Maybe it’s because I’m more used to the self-aggrandizing typical in the ‘startup posting on social media’ era and am better at reading between the lines, but you’re acting in really bad faith by calling it lies and it’s becoming annoying. I actually tried it last night and they delivered improvements.[0]
We are working with Nvidia to include this in their official community image.
We are actively in talks with Nvidia and would welcome further dialogue with them here for the community to participate in.
There’s nothing preposterous being said here. So they contacted Nvidia, and probably asked them what it would take to be in their community images, a few back and forth emails. What’s so unbelievable about this? Did you interpret this as them saying ‘Jensen himself invited us to party on his yacht because he thinks our software is so brilliant?’
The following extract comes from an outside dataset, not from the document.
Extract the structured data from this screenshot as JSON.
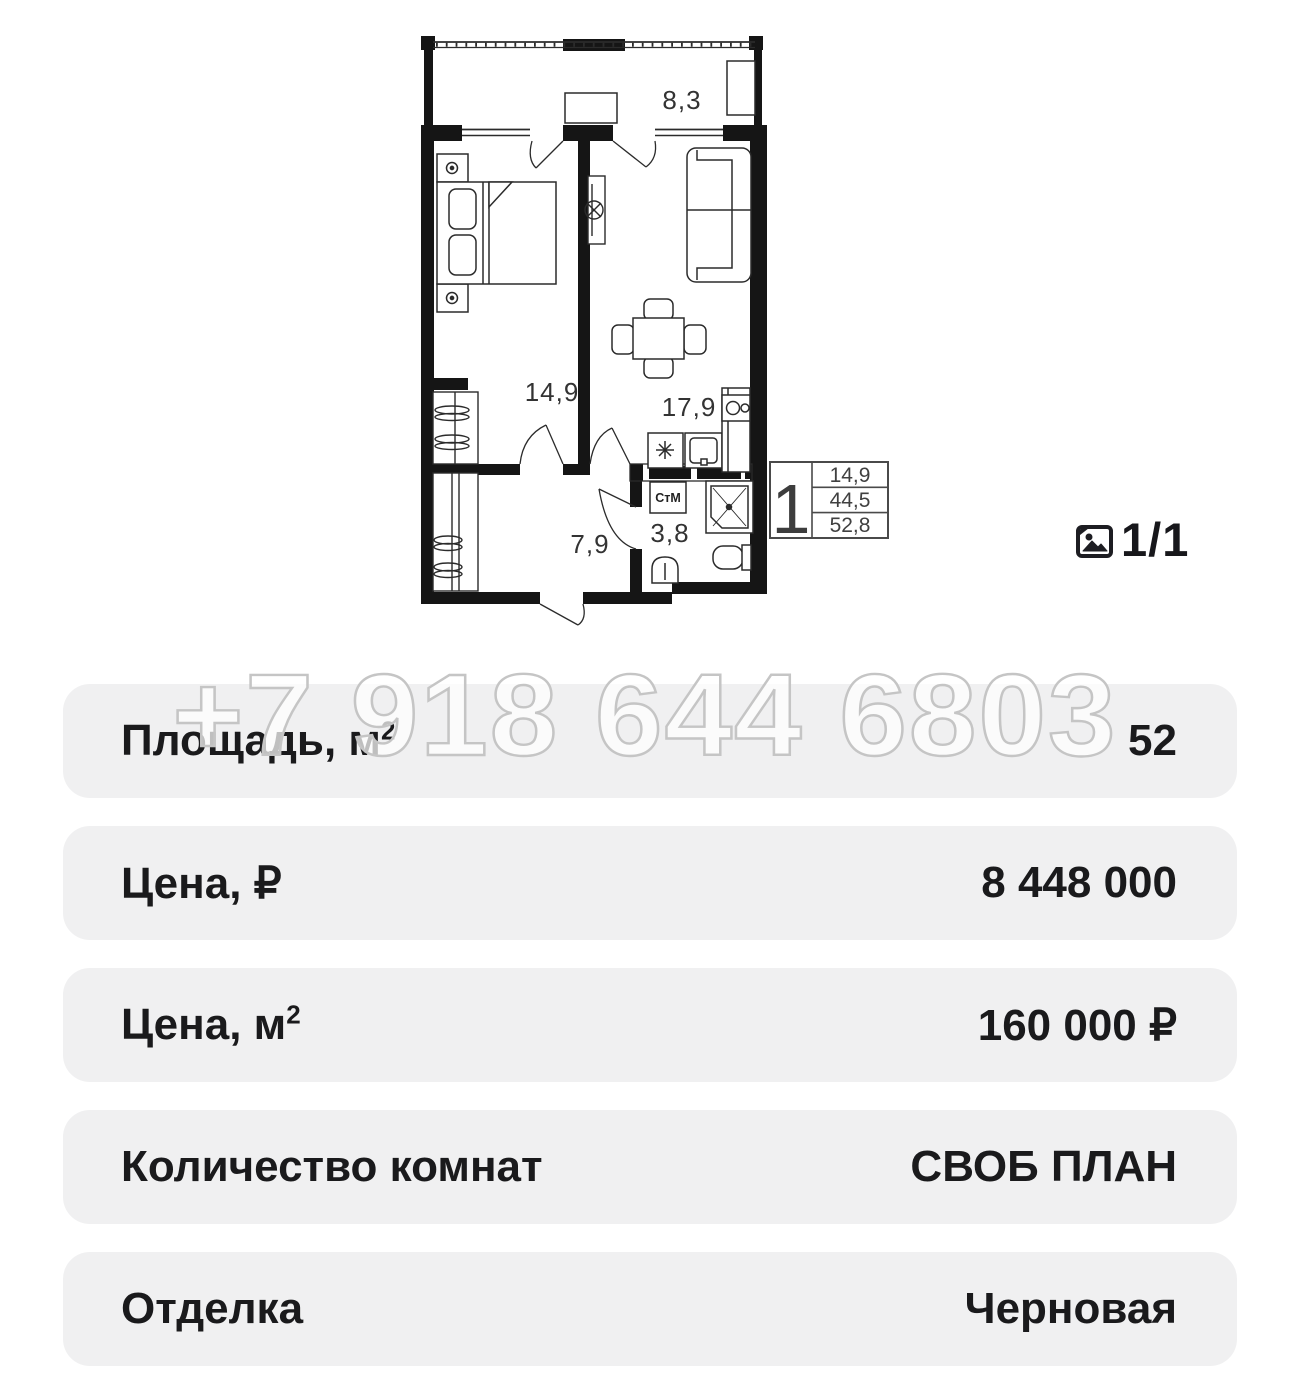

We are in communication with the Qwen team
Same thing. So they probably contacted the Qwen team for technical advice on what they could do to improve performance for Qwen models, Qwen gave them some helpful answers (or not). This is how I read this.
The wording used could be less glamorous for such a small thing, but you make it sound like they’re talking about their dad working at Nintendo and having a long-distance girlfriend up in Canada. None of this stuff is unbelievable.
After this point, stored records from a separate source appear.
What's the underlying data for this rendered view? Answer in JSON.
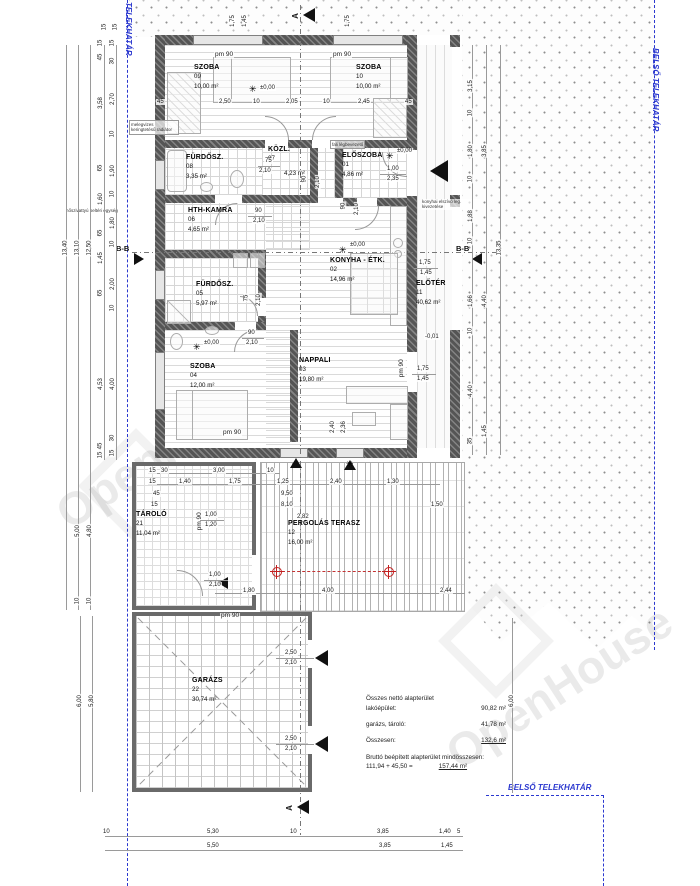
{
  "boundary": {
    "left_label": "TELEKHATÁR",
    "right_label": "BELSŐ TELEKHATÁR",
    "bottom_label": "BELSŐ TELEKHATÁR"
  },
  "watermark": "OpenHouse",
  "rooms": {
    "szoba09": {
      "name": "SZOBA",
      "num": "09",
      "area": "10,00 m²"
    },
    "szoba10": {
      "name": "SZOBA",
      "num": "10",
      "area": "10,00 m²"
    },
    "furdo08": {
      "name": "FÜRDŐSZ.",
      "num": "08",
      "area": "3,35 m²"
    },
    "kozl": {
      "name": "KÖZL.",
      "num": "07",
      "area": "4,23 m²"
    },
    "eloszoba": {
      "name": "ELŐSZOBA",
      "num": "01",
      "area": "4,86 m²"
    },
    "kamra": {
      "name": "HTH-KAMRA",
      "num": "06",
      "area": "4,65 m²"
    },
    "furdo05": {
      "name": "FÜRDŐSZ.",
      "num": "05",
      "area": "5,97 m²"
    },
    "konyha": {
      "name": "KONYHA - ÉTK.",
      "num": "02",
      "area": "14,96 m²"
    },
    "eloter": {
      "name": "ELŐTÉR",
      "num": "11",
      "area": "40,62 m²"
    },
    "szoba04": {
      "name": "SZOBA",
      "num": "04",
      "area": "12,00 m²"
    },
    "nappali": {
      "name": "NAPPALI",
      "num": "03",
      "area": "19,80 m²"
    },
    "tarolo": {
      "name": "TÁROLÓ",
      "num": "21",
      "area": "11,04 m²"
    },
    "terasz": {
      "name": "PERGOLÁS TERASZ",
      "num": "12",
      "area": "16,00 m²"
    },
    "garazs": {
      "name": "GARÁZS",
      "num": "22",
      "area": "30,74 m²"
    }
  },
  "levels": {
    "zero": "±0,00",
    "minus": "-0,01",
    "flower": "✳"
  },
  "pm90": "pm 90",
  "sections": {
    "a": "A",
    "bb": "B-B"
  },
  "annotations": {
    "heatpump": "hőszivattyú beltéri egység",
    "radiator": "melegvizes keringtetésű radiátor",
    "airin": "fali légbevezető",
    "vent": "konyhai elszívó leg. kivezetése"
  },
  "summary": {
    "line1": "Összes nettó alapterület",
    "l2": "lakóépület:",
    "v2": "90,82 m²",
    "l3": "garázs, tároló:",
    "v3": "41,78 m²",
    "l4": "Összesen:",
    "v4": "132,6 m²",
    "line5": "Bruttó beépített alapterület mindösszesen:",
    "l6": "111,94 + 45,50 =",
    "v6": "157,44 m²"
  },
  "dims": {
    "totL": [
      "13,40",
      "13,10",
      "12,50"
    ],
    "leftA": [
      "15",
      "45",
      "3,58",
      "65",
      "1,60",
      "65",
      "1,45",
      "65",
      "4,53",
      "45",
      "15"
    ],
    "leftB": [
      "15",
      "30",
      "2,70",
      "10",
      "1,90",
      "10",
      "1,80",
      "10",
      "2,00",
      "10",
      "4,00",
      "30",
      "15"
    ],
    "leftLow": [
      "5,00",
      "4,80",
      "10",
      "10",
      "6,00",
      "5,80"
    ],
    "topRow": [
      "45",
      "2,50",
      "10",
      "2,05",
      "10",
      "2,45",
      "45"
    ],
    "topV": [
      "15",
      "15",
      "1,75",
      "1,45",
      "1,75"
    ],
    "bottom1": [
      "10",
      "5,30",
      "10",
      "3,85",
      "1,40",
      "5"
    ],
    "bottom2": [
      "5,50",
      "3,85",
      "1,45"
    ],
    "right1": [
      "3,15",
      "10",
      "1,80",
      "10",
      "1,88",
      "10",
      "1,66",
      "10",
      "4,40",
      "35"
    ],
    "right2": [
      "3,85",
      "4,40",
      "1,45",
      "13,35"
    ],
    "right3": [
      "6,00"
    ],
    "ter1": [
      "15",
      "30",
      "3,00",
      "10"
    ],
    "ter2": [
      "15",
      "1,40",
      "1,75",
      "1,25",
      "2,40",
      "1,30"
    ],
    "ter3": [
      "45",
      "15",
      "9,50",
      "8,10",
      "2,82",
      "1,50"
    ],
    "ter4": [
      "1,80",
      "4,00",
      "2,44"
    ],
    "pairs": {
      "kozl": [
        "75",
        "2,10"
      ],
      "eloszoba": [
        "1,00",
        "2,35"
      ],
      "kamra": [
        "90",
        "2,10"
      ],
      "furdo05": [
        "75",
        "2,10"
      ],
      "szoba04": [
        "90",
        "2,10"
      ],
      "kozl2": [
        "90",
        "2,10"
      ],
      "elosz2": [
        "90",
        "2,10"
      ],
      "eloter": [
        "1,75",
        "1,45"
      ],
      "nappaliV": [
        "2,40",
        "2,36"
      ],
      "nappaliR": [
        "1,75",
        "1,45"
      ],
      "tarolo1": [
        "1,00",
        "1,20"
      ],
      "tarolo2": [
        "1,00",
        "2,10"
      ],
      "garazs": [
        "2,50",
        "2,10"
      ]
    }
  }
}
No, just usual human error. Proof vibe code is not in place.
The project is open-source and obviously coded with AI assistance, just based on the comments in the one source file I bothered reading. Every professional developer I know uses AI for agentic coding, so there’s nothing wrong with using AI. If we want to be charitable, his definition of vibe-coding here is the cynical ‘written entirely by AI without the human understanding anything’ one which I’ve seen posted. But if he’s claiming they don’t use AI at all for coding, then I’d bet on that being a lie.
[0] According to to my own informal test last night, just a basic token-per-second speed test for a single request, atlas + Qwen 27B NVFP4 has +18% faster inference speed compared to vllm-spark-docker + Qwen 27B AWQ:
- +18% faster token-per-second
- Atlas starts serving the model like 10x faster (didn’t time it)
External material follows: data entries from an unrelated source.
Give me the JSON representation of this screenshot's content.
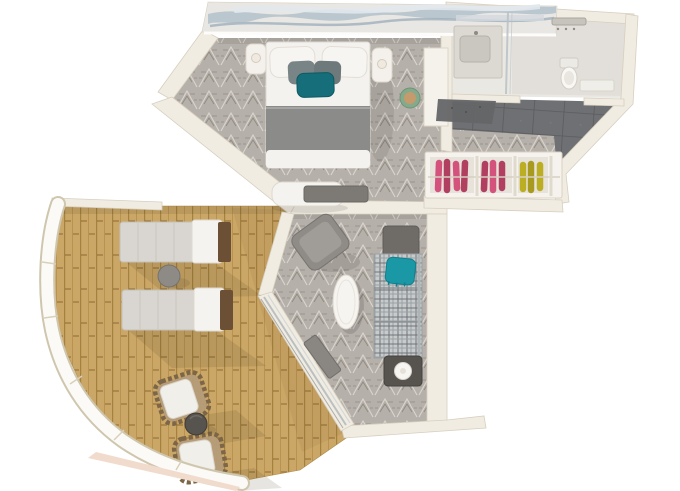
{
  "scene": {
    "kind": "3d-floorplan-render",
    "description": "Top-down 3D rendering of a suite with bedroom, bathroom, dressing area, living room and large wrap wooden balcony",
    "background": "#ffffff"
  },
  "rooms": [
    "bedroom",
    "bathroom",
    "dressing-area",
    "living-room",
    "balcony"
  ],
  "furniture": [
    "wall-art",
    "king-bed",
    "bed-pillows",
    "teal-accent-pillow",
    "nightstand-left",
    "nightstand-right",
    "foot-bench",
    "tv-console",
    "vanity-desk",
    "stool",
    "bath-mat",
    "bathroom-vanity-sink",
    "shower-enclosure",
    "toilet",
    "bathroom-bench",
    "wardrobe-unit",
    "hanging-clothes-pink",
    "hanging-clothes-yellow",
    "sofa",
    "sofa-teal-throw",
    "coffee-table",
    "armchair",
    "side-table-with-lamp",
    "door-console",
    "sliding-glass-door",
    "sun-lounger-top",
    "sun-lounger-bottom",
    "deck-round-table",
    "patio-chair-top",
    "patio-chair-bottom",
    "patio-round-table",
    "balcony-railing",
    "wood-deck"
  ],
  "palette": {
    "bg": "#ffffff",
    "wall": "#f1ece2",
    "wall_edge": "#d7cfbf",
    "carpet_base": "#b6b0aa",
    "carpet_light": "#dad5cf",
    "carpet_dark": "#90897f",
    "deck_base": "#caa767",
    "deck_line": "#a5803f",
    "tile_base": "#6f7073",
    "tile_line": "#595b5d",
    "bath_floor": "#eae8e3",
    "linen_white": "#f4f2ee",
    "blanket_gray": "#8b8b89",
    "pillow_gray": "#798486",
    "pillow_teal": "#156e79",
    "plaid_base": "#c8cbcc",
    "plaid_line": "#70757a",
    "sofa_end_dark": "#6f6c68",
    "throw_teal": "#1a98a6",
    "armchair": "#8f8c88",
    "console_gray": "#7d7a76",
    "clothes_pink": "#d4537c",
    "clothes_pink_dark": "#b03f60",
    "clothes_yellow": "#bcae22",
    "clothes_yellow_dark": "#a89a1e",
    "stool_green": "#85a98b",
    "stool_top": "#c59a6d",
    "railing": "#fbfaf6",
    "railing_edge": "#cfc6ae",
    "art_base": "#e9e7e3",
    "art_wave": "#b6c3cc",
    "art_wave_line": "#9fb0bc",
    "art_wave_light": "#e2e8ec",
    "table_white": "#f6f4f0",
    "side_table_dark": "#57534e",
    "lounger_pad": "#d9d6d1",
    "lounger_white": "#f5f3ef",
    "lounger_brown": "#6b5036",
    "wicker": "#b59c78",
    "wicker_dark": "#7c6647",
    "mat_dark": "#646567",
    "deck_fascia": "#f0dbcc"
  }
}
- Minor point: Atlas docker image is 2.8GB vs spark-vllm-docker’s18.5GB
To me they delivered something useful and I wish them well. They just need to clean up their doc with ready-to-use recipes.
You don’t have to accept a good gift with grace, I don’t know what things were like in those old threads you posted in, but as of yesterday, in May 2026, Atlas is an open-source project and a good community contribution. The numbers don’t lie. End-users like me only care about the numbers. Please tone down the hostility and ad hominems, stick to posting real criticisms OF THE TOOL if you have any left.